La memoria de los Santos perdura con el paso de los años y deja una huella imborrable en el corazón no sólo de la Iglesia sino de toda la humanidad. Hoy, XVIII Domingo del Tiempo Ordinario, celebramos a San Ignacio de Loyola, que dejó esa impronta. Nacido en Azpeitia (Loyola), en 1491, pronto murió su madre, criándole una nodriza esposa del herrero que trabajaba para su padre. Aunque éste trataba de guiar a su hijo hacia la vida eclesiástica, pronto mostró el joven Ignacio inquietud por la realidad caballeresca y militar.

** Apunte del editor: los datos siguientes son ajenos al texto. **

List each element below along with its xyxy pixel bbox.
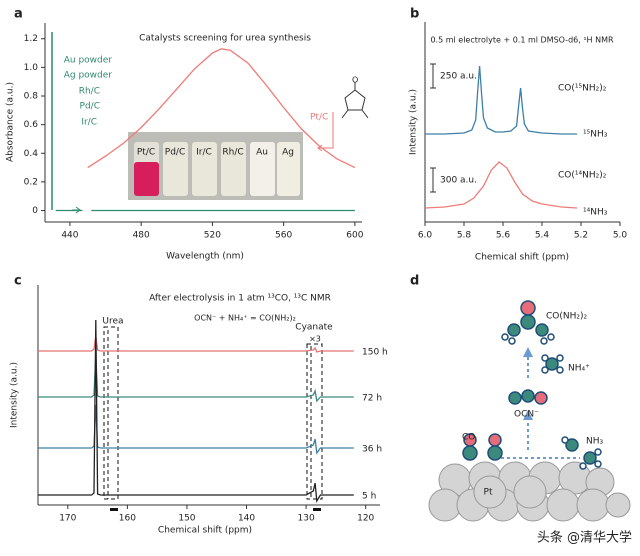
chart-subtitle: OCN⁻ + NH₄⁺ = CO(NH₂)₂ — [194, 314, 296, 323]
vial-photo — [128, 132, 303, 200]
time-label: 5 h — [362, 492, 376, 502]
y-tick-label: 1.0 — [24, 63, 39, 73]
marker — [313, 508, 321, 511]
x-tick-label: 560 — [275, 231, 292, 241]
chart-title: Catalysts screening for urea synthesis — [139, 34, 311, 44]
series-line — [38, 404, 354, 455]
x-tick-label: 5.0 — [613, 231, 628, 241]
peak-label: CO(¹⁴NH₂)₂ — [558, 171, 607, 181]
scale-label: 250 a.u. — [440, 72, 477, 82]
x-tick-label: 5.4 — [535, 231, 550, 241]
surface-label: Pt — [484, 488, 493, 498]
x-tick-label: 5.2 — [574, 231, 588, 241]
pt-surface — [428, 461, 631, 522]
peak-label: ¹⁴NH₃ — [583, 208, 608, 218]
catalyst-label: Ir/C — [81, 118, 97, 128]
x-tick-label: 5.6 — [496, 231, 511, 241]
x-tick-label: 480 — [133, 231, 150, 241]
y-tick-label: 0.8 — [24, 92, 39, 102]
series-line — [424, 161, 578, 209]
molecules — [462, 300, 602, 470]
vial-label: Ir/C — [196, 148, 212, 158]
x-axis-label: Chemical shift (ppm) — [158, 526, 252, 536]
panel-label: d — [410, 274, 419, 289]
y-axis-label: Intensity (a.u.) — [10, 362, 20, 428]
x-tick-label: 440 — [61, 231, 78, 241]
panel-label: b — [410, 7, 419, 22]
x-tick-label: 170 — [59, 514, 76, 524]
y-tick-label: 0.4 — [24, 149, 39, 159]
series-line — [425, 65, 578, 135]
atom-label: O — [352, 76, 358, 85]
time-label: 36 h — [362, 445, 382, 455]
x-axis-label: Wavelength (nm) — [166, 252, 244, 262]
x-tick-label: 120 — [357, 514, 374, 524]
x-tick-label: 160 — [119, 514, 136, 524]
catalyst-label: Au powder — [64, 56, 113, 66]
annotation: ×3 — [309, 335, 321, 344]
x-tick-label: 600 — [346, 231, 363, 241]
vial-label: Pt/C — [137, 148, 155, 158]
chart-title: 0.5 ml electrolyte + 0.1 ml DMSO-d6, ¹H … — [430, 36, 614, 45]
marker — [110, 508, 118, 511]
vial-label: Rh/C — [222, 148, 243, 158]
panel-label: a — [14, 7, 23, 22]
x-tick-label: 520 — [204, 231, 221, 241]
annotation: Urea — [102, 317, 123, 327]
molecule-label: CO(NH₂)₂ — [546, 312, 587, 322]
watermark: 头条 @清华大学 — [537, 530, 632, 546]
molecule-label: OCN⁻ — [514, 410, 539, 420]
y-axis-label: Absorbance (a.u.) — [6, 82, 16, 162]
catalyst-label: Pd/C — [80, 102, 100, 112]
y-tick-label: 0.2 — [24, 177, 38, 187]
y-tick-label: 0 — [32, 206, 38, 216]
y-tick-label: 0.6 — [24, 120, 39, 130]
molecule-label: CO — [462, 433, 475, 443]
time-label: 72 h — [362, 394, 382, 404]
peak-label: CO(¹⁵NH₂)₂ — [558, 84, 607, 94]
peak-label: ¹⁵NH₃ — [583, 130, 608, 140]
vial-label: Au — [256, 148, 268, 158]
molecule-label: NH₃ — [586, 437, 604, 447]
x-axis-label: Chemical shift (ppm) — [475, 253, 569, 263]
vial-label: Pd/C — [165, 148, 185, 158]
vial-label: Ag — [282, 148, 294, 158]
scale-label: 300 a.u. — [440, 176, 477, 186]
arrows — [495, 355, 580, 459]
series-line — [38, 319, 354, 504]
time-label: 150 h — [362, 348, 388, 358]
series-line — [38, 335, 354, 353]
y-tick-label: 1.2 — [24, 34, 38, 44]
scale-bar — [430, 63, 436, 89]
x-tick-label: 6.0 — [418, 231, 433, 241]
chart-title: After electrolysis in 1 atm ¹³CO, ¹³C NM… — [149, 294, 331, 304]
annotation: Cyanate — [295, 323, 333, 333]
annotation: Pt/C — [310, 113, 328, 123]
scale-bar — [430, 167, 436, 193]
dashed-box — [103, 326, 323, 500]
series-line — [87, 48, 356, 169]
x-tick-label: 140 — [238, 514, 255, 524]
x-tick-label: 5.8 — [457, 231, 472, 241]
x-tick-label: 150 — [178, 514, 195, 524]
urea-molecule — [341, 82, 369, 119]
y-axis-label: Intensity (a.u.) — [409, 89, 419, 155]
catalyst-label: Rh/C — [79, 87, 100, 97]
molecule-label: NH₄⁺ — [568, 364, 590, 374]
panel-label: c — [14, 274, 22, 289]
series-line — [38, 354, 354, 403]
catalyst-label: Ag powder — [64, 71, 113, 81]
x-tick-label: 130 — [298, 514, 315, 524]
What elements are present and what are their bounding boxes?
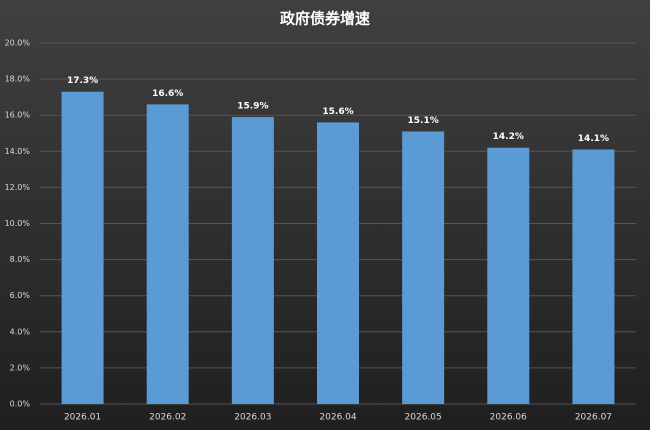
bar bbox=[61, 91, 104, 405]
data-label: 16.6% bbox=[152, 89, 183, 99]
y-tick-label: 14.0% bbox=[5, 147, 31, 156]
bar bbox=[572, 149, 615, 404]
y-tick-label: 8.0% bbox=[10, 255, 31, 264]
bar bbox=[487, 147, 530, 404]
data-label: 15.1% bbox=[408, 116, 439, 126]
y-tick-label: 10.0% bbox=[5, 219, 31, 228]
x-tick-label: 2026.06 bbox=[490, 413, 527, 423]
y-tick-label: 0.0% bbox=[10, 400, 31, 409]
data-label: 14.2% bbox=[493, 132, 524, 142]
data-label: 14.1% bbox=[578, 134, 609, 144]
y-tick-label: 20.0% bbox=[5, 39, 31, 48]
data-label: 15.6% bbox=[322, 107, 353, 117]
chart-title: 政府债券增速 bbox=[280, 10, 370, 28]
x-tick-label: 2026.07 bbox=[575, 413, 612, 423]
y-tick-label: 2.0% bbox=[10, 363, 31, 372]
data-label: 17.3% bbox=[67, 76, 98, 86]
y-tick-label: 12.0% bbox=[5, 183, 31, 192]
x-tick-label: 2026.03 bbox=[234, 413, 271, 423]
x-tick-label: 2026.01 bbox=[64, 413, 101, 423]
x-tick-label: 2026.04 bbox=[319, 413, 356, 423]
y-tick-label: 16.0% bbox=[5, 111, 31, 120]
y-tick-label: 6.0% bbox=[10, 291, 31, 300]
bar bbox=[402, 131, 445, 404]
y-tick-label: 18.0% bbox=[5, 75, 31, 84]
x-tick-label: 2026.02 bbox=[149, 413, 186, 423]
bar bbox=[231, 117, 274, 404]
y-tick-label: 4.0% bbox=[10, 327, 31, 336]
data-label: 15.9% bbox=[237, 102, 268, 112]
bar bbox=[146, 104, 189, 405]
bar bbox=[317, 122, 359, 405]
x-tick-label: 2026.05 bbox=[405, 413, 442, 423]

Un día será herido en la rodilla, lo que le hace reflexionar sobre el interior del hombre. A partir de entonces abandona la lectura de libros de caballeros para leer libros sobre Cristo y las cosas de orden sobrenatural. Su conversión es total. Cuando sale de Loyola hacia Jerusalén, para vivir en la Tierra del Señor y conocer los Santos Lugares, se detiene un tiempo en Montserrat donde se consagra a la Virgen.
Posteriormente se alojará en las Cuevas de Manresa donde empieza a poner por escrito sus experiencias de Fe, en unos escritos reflexivos que invitan a la oración y al cambio. Son los Ejercicios Espirituales. A su vuelta, pasa por las universidades de Alcalá, Salamanca, haciendo el Doctorado en Filosofía en París. Al poco tiempo marcha con un grupo de compañeros a ponerse a disposición del Papa en Roma.
Es el inicio de la Compañía de Jesús. Entregado de lleno al apostolado de la ayuda a los necesitados, queda patente su granito de arena en Trento. De hecho, Íñigo pretende ese cuarto voto en la Compañía de obediencia directa al Papa para contrarrestar la obediencia que había promovido Lutero con su Reforma Protestante. San Ignacio de Loyola muere en el año 1556. Precisamente nos encontramos en un Año Jubilar ya que se cumple el 400 aniversario de su canonización.